Der Altersgipfel der Erkrankung liegt zwischen 15 und 25 Jahren, wobei Nulligravide häufiger betroffen sind.
Leitsymptome
- dumpfe bis ziehende, typischerweise beidseitig auftretende Unterbauchschmerzen (wobei einseitige Schmerzen möglich sind)
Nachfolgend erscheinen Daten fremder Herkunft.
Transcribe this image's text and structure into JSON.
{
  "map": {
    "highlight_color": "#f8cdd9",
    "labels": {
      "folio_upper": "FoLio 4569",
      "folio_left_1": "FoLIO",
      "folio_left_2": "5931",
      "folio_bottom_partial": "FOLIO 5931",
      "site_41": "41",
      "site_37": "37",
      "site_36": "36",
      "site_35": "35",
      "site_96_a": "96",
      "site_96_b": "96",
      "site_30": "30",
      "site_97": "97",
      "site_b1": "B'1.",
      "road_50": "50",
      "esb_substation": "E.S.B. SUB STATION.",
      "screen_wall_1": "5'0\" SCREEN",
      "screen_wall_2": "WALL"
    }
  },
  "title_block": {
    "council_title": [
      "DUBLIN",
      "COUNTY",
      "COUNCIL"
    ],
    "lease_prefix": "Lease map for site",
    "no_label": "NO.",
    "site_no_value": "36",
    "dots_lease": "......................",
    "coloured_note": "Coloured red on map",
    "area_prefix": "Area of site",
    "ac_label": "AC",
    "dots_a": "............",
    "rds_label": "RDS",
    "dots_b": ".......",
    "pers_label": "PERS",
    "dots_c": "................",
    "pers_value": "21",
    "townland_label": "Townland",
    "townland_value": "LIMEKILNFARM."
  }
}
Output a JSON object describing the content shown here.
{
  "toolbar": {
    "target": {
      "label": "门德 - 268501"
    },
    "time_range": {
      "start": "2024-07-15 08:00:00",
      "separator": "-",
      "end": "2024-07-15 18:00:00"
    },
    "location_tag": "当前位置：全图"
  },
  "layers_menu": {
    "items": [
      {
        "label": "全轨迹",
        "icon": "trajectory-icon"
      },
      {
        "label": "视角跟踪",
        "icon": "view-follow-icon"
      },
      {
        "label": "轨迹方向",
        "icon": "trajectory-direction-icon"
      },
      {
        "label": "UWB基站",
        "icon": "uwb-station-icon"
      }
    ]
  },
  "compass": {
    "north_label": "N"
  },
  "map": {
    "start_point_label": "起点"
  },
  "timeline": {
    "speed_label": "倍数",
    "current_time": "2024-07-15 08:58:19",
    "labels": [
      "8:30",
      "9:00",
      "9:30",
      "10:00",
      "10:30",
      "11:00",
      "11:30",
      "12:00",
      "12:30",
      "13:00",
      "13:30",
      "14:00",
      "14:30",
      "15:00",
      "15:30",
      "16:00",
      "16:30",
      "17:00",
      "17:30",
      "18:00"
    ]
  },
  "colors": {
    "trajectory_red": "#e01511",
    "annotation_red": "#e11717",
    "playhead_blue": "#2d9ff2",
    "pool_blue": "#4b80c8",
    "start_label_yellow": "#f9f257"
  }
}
- eventuell Abwehrspannung
- druckdolenter Unterbauch
- Portioschiebeschmerz
- ggf. auffälliger Fluor vaginalis (bei aszendierender Infektion)
- Körpertemperatur > 38°C
- Dyspareunie
- ggf. peritonitische Symptome (Übelkeit, Erbrechen)
Epidemiologie
Die Erkrankung tritt bei sexuell aktiven Frauen zwischen 15 und 25 Jahren am häufigsten auf, wobei Nulligravide häufiger betroffen sind. Mit zunehmendem Alter wird das Aufkommen seltener. Genaue Daten aus Deutschland liegen hierzu nicht vor.
Prognose
Bei entsprechender Therapie ist die Prognose gut, wobei es zu Rezidiven kommen kann. Allerdings treten in manchen Fällen auch Komplikationen auf:
- So steigt aufgrund von postinfektiösen Tubenverklebungen das Risiko einer späteren extrauterinen Gravidität auf 5%
- mögliche Verläufe mit chronischen Flüssigkeitsansammlungen (Pyo-/Hämatosalpinx), die zu fibrinösen Verklebungen führen können. Hierdurch Risiko der Sterilität 20% bis 40%.
- Pelveoperitonitis
- Tuboovarial Abszess
- Douglas Abszess
- Chronische Unterbauchschmerzen
Diagnostik
Mittelpunkt der Diagnostik stellt die gynäkologische Untersuchung mit Leitsymptom Portioschiebeschmerz, Anamnese und Klinik dar. Der positiv-prädiktive Wert der klinischen Diagnose gegenüber einer laparoskopischen beträgt zwischen 65% und 90%.[1]
weitere Diagnostik:
- Laborparameter wie CRP und Leukozyten Zahl
- Abstrich zum kulturellen Bakteriennachweis
- Vaginale Sonographie: verdickte Tuben, freie Flüssigkeit im Douglas Raum
- PCR auf Chlamydien und Gonokokken
Erreger
- Häufigste Erreger sind Chlaymdia trachomatis und Neisseria gonorrhoeae [2[2],3[3]]
- Mycoplasma genitalium
- Gardnerella vaginalis
- Anaerobier (Prevotella, Atobium, Leptotrichia)
Therapie
Kalkulierte Therapie
| Klinische Situation | Präferenz | Substanz | Dosierung | Dauer | Anpassungen | Kommentar |
|---|---|---|---|---|---|---|
| Stationäre Aufnahme | Therapie der Wahl | Ceftriaxon iv | 1 x 2 g | 10 - 14 Tage | Alternative:
Piperacillin/Tazobactam 3x 4,5g ohne Kombination mit Metronidazol | |
| zusätzlich | Doxycyclin po | 2 x 100 mg | 10 - 14 Tage | Alternative: Azithromycin 1g | ||
| zusätzlich | Metronidazol iv/po | 1 x 500 mg | 10 - 14 Tage |
| Klinische Situation | Präferenz | Substanz | Dosierung | Dauer | Anpassungen | Kommentar |
|---|---|---|---|---|---|---|
| Stationäre Aufnahme | Therapie der Wahl | Levofloxacin iv | 2 x 500 g | 10 - 14 Tage | ||
| zusätzlich | Metronidazol iv/po | 2 x 500 mg | 10 - 14 Tage |
Prävention / Prophylaxe
- Implantation eines IUD erhöht Risiko in den ersten vier bis sechs Wochen nach Einlage des IUDs
- Aufklärung über sexuell übertragbare Erkrankungen
- Verwendung eines Kondoms
- ↑ Morcos R, Frost N, Hnat M, Petrunak A, Caldito G. Laparoscopic versus clinical diagnosis of acute pelvic inflammatory disease. The Journal of Reproductive Medicine. 1993 Jan;38(1):53-56.
- ↑ Goller JL, De Livera AM, Fairley CK, Guy RJ, Bradshaw CS, Chen MY, Simpson JA, Hocking JS. Population attributable fraction of pelvic inflammatory disease associated with chlamydia and gonorrhoea: a cross-sectional analysis of Australian sexual health clinic data. Sex Transm Infect. 2016 Nov;92(7):525-531. doi: 10.1136/sextrans-2015-052195. Epub 2016 Apr 18. PMID: 27091729.
- ↑ Price MJ, Ades AE, Welton NJ, Simms I, Macleod J, Horner PJ. Proportion of Pelvic Inflammatory Disease Cases Caused by Chlamydia trachomatis: Consistent Picture From Different Methods. J Infect Dis. 2016 Aug 15;214(4):617-24. doi: 10.1093/infdis/jiw178. Epub 2016 Jun 3. PMID: 27260786; PMCID: PMC4957435.